Protesto contra seca e queda do FPM mobiliza prefeitos e parlamentares
"Nós, produtores, não somos enxergados e valorizados como deveria acontecer. Sabemos que a seca acontece sempre, mas precisamos de condições suficientes para enfrentá-la com dignidade. O que estamos reivindicando nessa mobilização é muito mais que medidas emergenciais; a brusca queda no FPM também é um tema que ameaça as administrações públicas. Vamos levar à Brasília a Carta de Maceió, documento que registra problemas em comum enfrentados pelos municípios em estado de emergência, e que reivindica uma ação mais efetiva do Governo Federal", afirmou o prefeito de Monte Alegre, Antônio Rodrigues
Sergipe 247 - Nesta segunda-feira (13), a Assembleia Legislativa de Sergipe foi palco da mobilização dos municípios contra a seca.
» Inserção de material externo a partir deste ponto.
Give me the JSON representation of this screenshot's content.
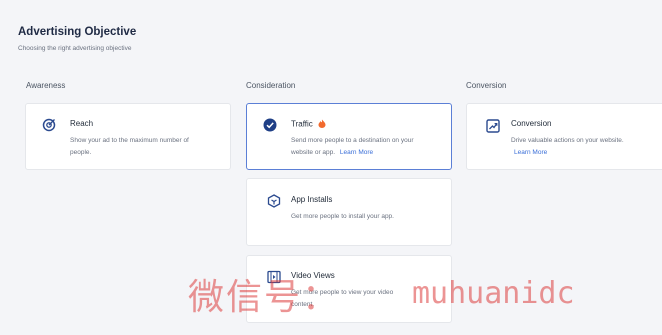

Prefeitos, vice-prefeitos, vereadores, sindicalistas e agricultores lotaram o auditório para discutir os problemas causados pela longa estiagem, além da crescente queda do Fundo de Participação dos Municípios (FPM). O protesto, que faz parte da Mobilização Nacional pelo Nordeste, foi uma iniciativa dos presidentes das três associações municipalistas do Estado de Sergipe: Federação dos Municípios do Estado de Sergipe (Fames), Associação dos Municípios da Região Centro Sul (Amurces) e Associação os Municípios do Vale do Japaratuba e do Vale do Cotinguiba (Ambarco). 18 prefeitos participaram do protesto.
O prefeito de Poço Verde, Thiago Dória, frisou que as principais reivindicações da manifestação são as que foram prometidas em janeiro deste ano. “Nós temos o Governo do Estado ajudando, dando cestas básicas e água, mas ainda assim já perdemos grande parte do gado no nosso município. A pecuária praticamente nem existe no momento, por conta da grande seca e da falta de ração. Queremos que as promessas sejam cumpridas”, disse o gestor, que trouxe uma caravana da cidade para a capital sergipana, a fim de fortalecer a manifestação.
O deputado federal Almeida Lima chamou atenção para a importância da mobilização não só em Sergipe, mas também em todo o Nordeste e no Brasil. “É fundamental essa manifestação para refletir em Brasília, no Planalto Central, e fazer com que a presidência da República e os órgãos federais entendam que o país não se constitui apenas de Brasília. Ao contrário, o país está nos diversos municípios, onde se encontram os problemas vivenciados pela população. Portanto, é necessário mais descentralização, para que o cidadão tenha uma vida mais saudável”, explicou o parlamentar.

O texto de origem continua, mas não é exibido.